| HN Mirror

Y	Hacker News new \| ask \| show \| jobs


	by rsynnott 3330 days ago
	For a dataset this size, though, you'd probably realistically be using ORC/Parquet rather than CSV with Athena, which would cut query times and cost dramatically. Note that the table shows that Athena is scanning all the data each time; that would not be the case if ORC or Parquet was used.

3 comments

mej10 3330 days ago

Do you know of any good ways of outputting log data directly into Parquet format without hadoop/spark?

link

mason55 3330 days ago

I'm curious about this as well. I was evaluating Athena a few months ago and was surprised that there was no good way to get my data into Parquet or ORC format without spinning up an EMR cluster and loading into a Hive table of the desired format.

My guess is that in the past there was no real use for these formats unless you already had a Hadoop cluster running. If Amazon wants these "Hadoop as a service" concepts to take off it seems like it would be wise for them to make it easier to get data onto S3 in a better format than CSV.

link

arnon 3329 days ago

Mostly what I'm hearing here is:

"You're using it wrong"

"You should start up a Hadoop cluster, create a table, load the CSV into that table, then export it as Parquet, and then load that into S3, so that Athena can scan it"
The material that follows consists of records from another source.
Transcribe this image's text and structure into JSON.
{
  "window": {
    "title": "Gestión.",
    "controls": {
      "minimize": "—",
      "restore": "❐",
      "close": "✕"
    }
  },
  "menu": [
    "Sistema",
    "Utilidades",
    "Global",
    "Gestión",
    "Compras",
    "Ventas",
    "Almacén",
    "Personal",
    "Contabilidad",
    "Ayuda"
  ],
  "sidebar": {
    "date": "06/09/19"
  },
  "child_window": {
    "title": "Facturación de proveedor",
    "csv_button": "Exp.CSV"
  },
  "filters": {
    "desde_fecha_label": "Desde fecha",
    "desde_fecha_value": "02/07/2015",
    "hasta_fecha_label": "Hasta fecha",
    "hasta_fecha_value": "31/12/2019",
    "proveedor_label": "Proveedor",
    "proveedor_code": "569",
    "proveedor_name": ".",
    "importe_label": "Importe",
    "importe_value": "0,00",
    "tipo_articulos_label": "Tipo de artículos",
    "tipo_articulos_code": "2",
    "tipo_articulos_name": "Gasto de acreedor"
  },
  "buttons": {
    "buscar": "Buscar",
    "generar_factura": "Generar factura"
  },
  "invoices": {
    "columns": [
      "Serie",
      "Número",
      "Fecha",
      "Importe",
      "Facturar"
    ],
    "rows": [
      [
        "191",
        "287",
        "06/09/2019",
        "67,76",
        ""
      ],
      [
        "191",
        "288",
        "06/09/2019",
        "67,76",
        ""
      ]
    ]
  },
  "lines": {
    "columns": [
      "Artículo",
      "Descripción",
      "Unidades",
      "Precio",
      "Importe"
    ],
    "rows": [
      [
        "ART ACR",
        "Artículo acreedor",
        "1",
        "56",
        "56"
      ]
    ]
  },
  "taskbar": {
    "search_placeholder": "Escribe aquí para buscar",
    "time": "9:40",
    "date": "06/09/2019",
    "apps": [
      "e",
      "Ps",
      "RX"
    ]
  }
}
Wouldn't you be honestly just better off creating a table and loading the CSV into a columnar database directly, like on Amazon RDS (Even if it means you bring the server instance down after you're done)?

link

vamin 3325 days ago

You might look into Secor: https://github.com/pinterest/secor

link

gallamine 3330 days ago

I was able to use Python + Arrow to convert single files into Parquet.

link

mej10 3330 days ago

I will check Arrow out, thanks!

link

rsynnott 3330 days ago

You can use org.apache.parquet.hadoop.ParquetWriter and its superclasses. It doesn't require a Hadoop cluster. There may also be other ways.